I think the key to finding enough time and not becoming demoralized is a combination of four things:
Work in small pieces.
I have a very hard time staying motivated over long periods of time. So I try to work in small incremental chunks that can be completed in about a week. I work on a chunk, finish that, and start the next chunk. Programming is a lot of breaking a problem down into smaller steps and taking those steps on one at a time, and I think that applies to time management as well. If something takes a month to complete, that means you haven’t broken it down enough yet. You can still work towards larger and more complicated goals, but you need to chip away at those goals in smaller pieces.

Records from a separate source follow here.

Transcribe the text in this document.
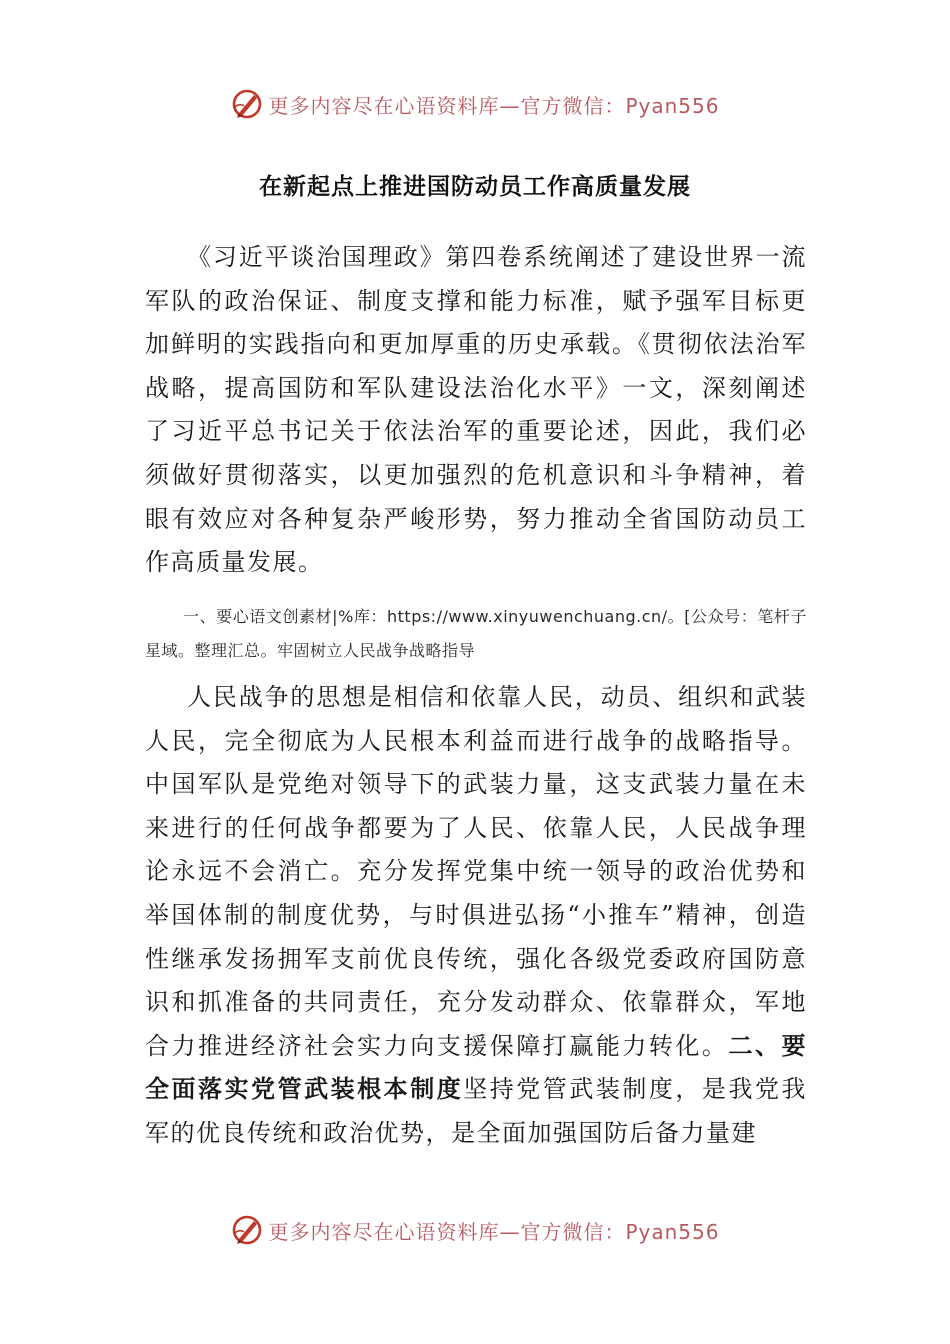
更多内容尽在心语资料库—官方微信：Pyan556
在新起点上推进国防动员工作高质量发展
《习近平谈治国理政》第四卷系统阐述了建设世界一流军队的政治保证、制度支撑和能力标准，赋予强军目标更加鲜明的实践指向和更加厚重的历史承载。《贯彻依法治军战略，提高国防和军队建设法治化水平》一文，深刻阐述了习近平总书记关于依法治军的重要论述，因此，我们必须做好贯彻落实，以更加强烈的危机意识和斗争精神，着眼有效应对各种复杂严峻形势，努力推动全省国防动员工作高质量发展。
一、要心语文创素材|%库：https://www.xinyuwenchuang.cn/。[公众号：笔杆子星域。整理汇总。牢固树立人民战争战略指导
人民战争的思想是相信和依靠人民，动员、组织和武装人民，完全彻底为人民根本利益而进行战争的战略指导。中国军队是党绝对领导下的武装力量，这支武装力量在未来进行的任何战争都要为了人民、依靠人民，人民战争理论永远不会消亡。充分发挥党集中统一领导的政治优势和举国体制的制度优势，与时俱进弘扬“小推车”精神，创造性继承发扬拥军支前优良传统，强化各级党委政府国防意识和抓准备的共同责任，充分发动群众、依靠群众，军地合力推进经济社会实力向支援保障打赢能力转化。二、要全面落实党管武装根本制度坚持党管武装制度，是我党我军的优良传统和政治优势，是全面加强国防后备力量建
更多内容尽在心语资料库—官方微信：Pyan556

I’d also recommend taking part in game jams like Ludum Dare. Nothing shows you how to break things down into smaller pieces quite like creating a whole game in 48 hours. Use smaller projects to explore stuff you’re thinking about implementing in your larger project.
Publish your changes.
I need to see the progress I’m making. So every time I complete a chunk, I publish it even before the whole big complicated end goal is complete. Again, this involves breaking your problems down into smaller steps that can be extracted and published.
You might think about this as maintaining a minimum viable product: instead of working on a bunch of large changes that break the whole thing for a long time, try to split those up into much smaller changes that you can push out one at a time. Each piece adds a tiny piece to the whole project, but it also doesn’t break anything and can still be treated as a cohesive whole.

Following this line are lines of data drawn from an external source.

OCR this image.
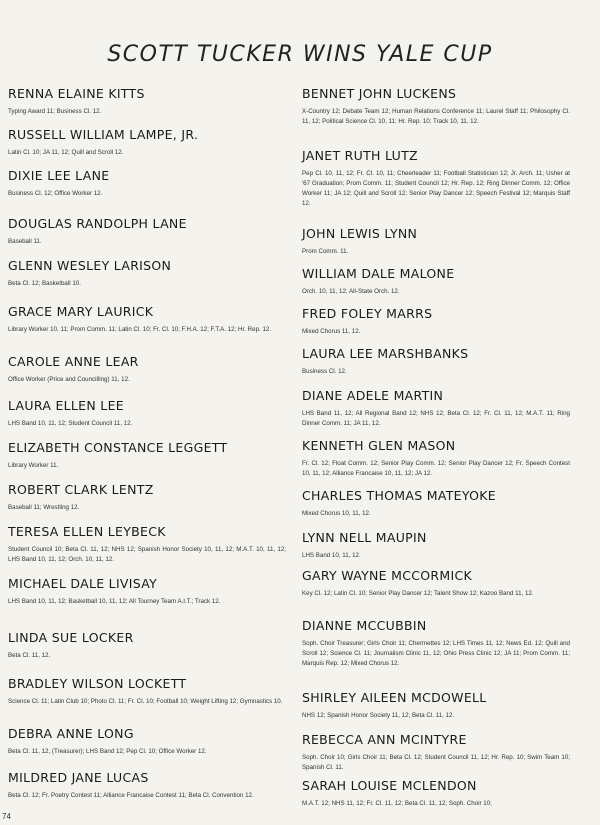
SCOTT TUCKER WINS YALE CUP
RENNA ELAINE KITTS
Typing Award 11; Business Cl. 12.
RUSSELL WILLIAM LAMPE, JR.
Latin Cl. 10; JA 11, 12; Quill and Scroll 12.
DIXIE LEE LANE
Business Cl. 12; Office Worker 12.
DOUGLAS RANDOLPH LANE
Baseball 11.
GLENN WESLEY LARISON
Beta Cl. 12; Basketball 10.
GRACE MARY LAURICK
Library Worker 10, 11; Prom Comm. 11; Latin Cl. 10; Fr. Cl. 10; F.H.A. 12; F.T.A. 12; Hr. Rep. 12.
CAROLE ANNE LEAR
Office Worker (Price and Councilling) 11, 12.
LAURA ELLEN LEE
LHS Band 10, 11, 12; Student Council 11, 12.
ELIZABETH CONSTANCE LEGGETT
Library Worker 11.
ROBERT CLARK LENTZ
Baseball 11; Wrestling 12.
TERESA ELLEN LEYBECK
Student Council 10; Beta Cl. 11, 12; NHS 12; Spanish Honor Society 10, 11, 12; M.A.T. 10, 11, 12; LHS Band 10, 11, 12; Orch. 10, 11, 12.
MICHAEL DALE LIVISAY
LHS Band 10, 11, 12; Basketball 10, 11, 12; All Tourney Team A.I.T.; Track 12.
LINDA SUE LOCKER
Beta Cl. 11, 12.
BRADLEY WILSON LOCKETT
Science Cl. 11; Latin Club 10; Photo Cl. 11; Fr. Cl. 10; Football 10; Weight Lifting 12; Gymnastics 10.
DEBRA ANNE LONG
Beta Cl. 11, 12, (Treasurer); LHS Band 12; Pep Cl. 10; Office Worker 12.
MILDRED JANE LUCAS
Beta Cl. 12; Fr. Poetry Contest 11; Alliance Francaise Contest 11; Beta Cl. Convention 12.
BENNET JOHN LUCKENS
X-Country 12; Debate Team 12; Human Relations Conference 11; Laurel Staff 11; Philosophy Cl. 11, 12; Political Science Cl. 10, 11; Hr. Rep. 10; Track 10, 11, 12.
JANET RUTH LUTZ
Pep Cl. 10, 11, 12; Fr. Cl. 10, 11; Cheerleader 11; Football Statistician 12; Jr. Arch. 11; Usher at '67 Graduation; Prom Comm. 11; Student Council 12; Hr. Rep. 12; Ring Dinner Comm. 12; Office Worker 11; JA 12; Quill and Scroll 12; Senior Play Dancer 12; Speech Festival 12; Marquis Staff 12.
JOHN LEWIS LYNN
Prom Comm. 11.
WILLIAM DALE MALONE
Orch. 10, 11, 12; All-State Orch. 12.
FRED FOLEY MARRS
Mixed Chorus 11, 12.
LAURA LEE MARSHBANKS
Business Cl. 12.
DIANE ADELE MARTIN
LHS Band 11, 12; All Regional Band 12; NHS 12; Beta Cl. 12; Fr. Cl. 11, 12; M.A.T. 11; Ring Dinner Comm. 11; JA 11, 12.
KENNETH GLEN MASON
Fr. Cl. 12; Float Comm. 12; Senior Play Comm. 12; Senior Play Dancer 12; Fr. Speech Contest 10, 11, 12; Alliance Francaise 10, 11, 12; JA 12.
CHARLES THOMAS MATEYOKE
Mixed Chorus 10, 11, 12.
LYNN NELL MAUPIN
LHS Band 10, 11, 12.
GARY WAYNE MCCORMICK
Key Cl. 12; Latin Cl. 10; Senior Play Dancer 12; Talent Show 12; Kazoo Band 11, 12.
DIANNE MCCUBBIN
Soph. Choir Treasurer; Girls Choir 11; Chermettes 12; LHS Times 11, 12; News Ed. 12; Quill and Scroll 12; Science Cl. 11; Journalism Clinic 11, 12; Ohio Press Clinic 12; JA 11; Prom Comm. 11; Marquis Rep. 12; Mixed Chorus 12.
SHIRLEY AILEEN MCDOWELL
NHS 12; Spanish Honor Society 11, 12; Beta Cl. 11, 12.
REBECCA ANN MCINTYRE
Soph. Choir 10; Girls Choir 11; Beta Cl. 12; Student Council 11, 12; Hr. Rep. 10; Swim Team 10; Spanish Cl. 11.
SARAH LOUISE MCLENDON
M.A.T. 12; NHS 11, 12; Fr. Cl. 11, 12; Beta Cl. 11, 12; Soph. Choir 10;
74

So if you don’t have one already, I’d start a development blog or just post regular updates to this forum. It’s much more motivating to look back on a year of work and say “wow, I’ve added 50 different chunks” than it is to say “I guess I’m about 50% closer to my end goal, but I can’t really tell because I’ve just been toiling away on one huge project.”
Set a schedule.
Like others have said, setting a schedule has also been key for me. I work full time and have after-work responsibilities, so it can be easy to come home and just stare at the internet and netflix. But I try to get in at least an hour of work every day. Working in small chunks helps with that, because in an hour I can actually make visible progress on whatever small chunk I’m working on.
You might think about joining something like One Game a Month to get into the habit of setting a schedule for yourself.

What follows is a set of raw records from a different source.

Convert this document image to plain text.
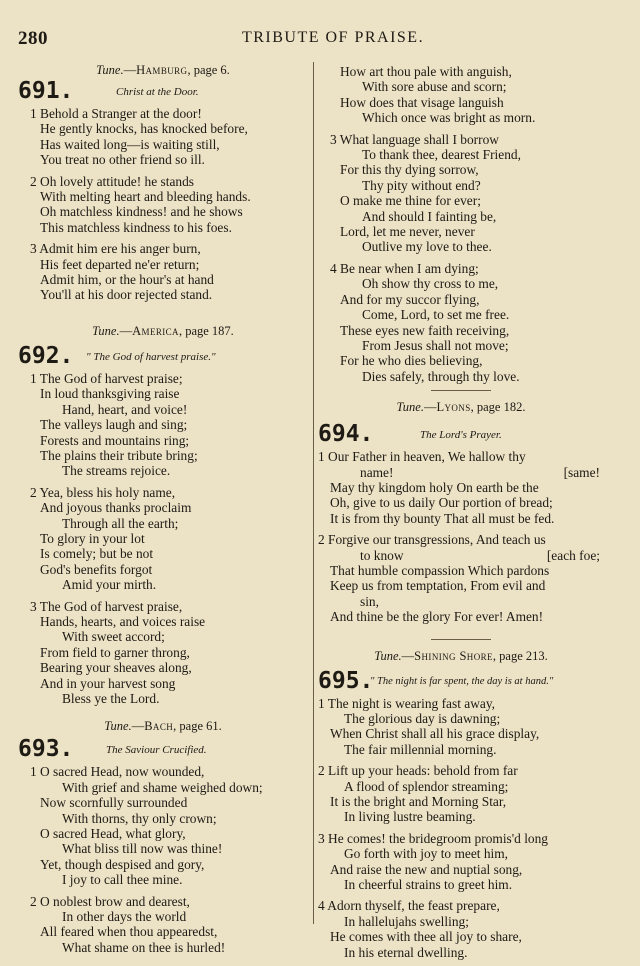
280	TRIBUTE OF PRAISE.
Tune.—Hamburg, page 6.
691.	Christ at the Door.
1 Behold a Stranger at the door!
He gently knocks, has knocked before,
Has waited long—is waiting still,
You treat no other friend so ill.
2 Oh lovely attitude! he stands
With melting heart and bleeding hands.
Oh matchless kindness! and he shows
This matchless kindness to his foes.
3 Admit him ere his anger burn,
His feet departed ne'er return;
Admit him, or the hour's at hand
You'll at his door rejected stand.
Tune.—America, page 187.
692. " The God of harvest praise."
1 The God of harvest praise;
In loud thanksgiving raise
Hand, heart, and voice!
The valleys laugh and sing;
Forests and mountains ring;
The plains their tribute bring;
The streams rejoice.
2 Yea, bless his holy name,
And joyous thanks proclaim
Through all the earth;
To glory in your lot
Is comely; but be not
God's benefits forgot
Amid your mirth.
3 The God of harvest praise,
Hands, hearts, and voices raise
With sweet accord;
From field to garner throng,
Bearing your sheaves along,
And in your harvest song
Bless ye the Lord.
Tune.—Bach, page 61.
693.	The Saviour Crucified.
1 O sacred Head, now wounded,
With grief and shame weighed down;
Now scornfully surrounded
With thorns, thy only crown;
O sacred Head, what glory,
What bliss till now was thine!
Yet, though despised and gory,
I joy to call thee mine.
2 O noblest brow and dearest,
In other days the world
All feared when thou appearedst,
What shame on thee is hurled!
How art thou pale with anguish,
With sore abuse and scorn;
How does that visage languish
Which once was bright as morn.
3 What language shall I borrow
To thank thee, dearest Friend,
For this thy dying sorrow,
Thy pity without end?
O make me thine for ever;
And should I fainting be,
Lord, let me never, never
Outlive my love to thee.
4 Be near when I am dying;
Oh show thy cross to me,
And for my succor flying,
Come, Lord, to set me free.
These eyes new faith receiving,
From Jesus shall not move;
For he who dies believing,
Dies safely, through thy love.
Tune.—Lyons, page 182.
694.	The Lord's Prayer.
1 Our Father in heaven, We hallow thy
name!	[same!
May thy kingdom holy On earth be the
Oh, give to us daily Our portion of bread;
It is from thy bounty That all must be fed.
2 Forgive our transgressions, And teach us
to know	[each foe;
That humble compassion Which pardons
Keep us from temptation, From evil and
sin,
And thine be the glory For ever! Amen!
Tune.—Shining Shore, page 213.
695.
" The night is far spent, the day is at hand."
1 The night is wearing fast away,
The glorious day is dawning;
When Christ shall all his grace display,
The fair millennial morning.
2 Lift up your heads: behold from far
A flood of splendor streaming;
It is the bright and Morning Star,
In living lustre beaming.
3 He comes! the bridegroom promis'd long
Go forth with joy to meet him,
And raise the new and nuptial song,
In cheerful strains to greet him.
4 Adorn thyself, the feast prepare,
In hallelujahs swelling;
He comes with thee all joy to share,
In his eternal dwelling.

Make it easy to pick back up.
Related to all of the above, it needs to be super simple for me to dive back into my work, write code, run that code, and push my changes. If I have to spend an hour opening up an IDE, figuring out where I left off, and waiting around for stuff to build, then my hour per day gets eaten up pretty quickly, and honestly I get easily distracted. So I’ve purposely chosen a workflow that’s as simple as possible, and getting back to work is as simple as opening up jEdit, and publishing my changes is as simple as pushing to GitHub.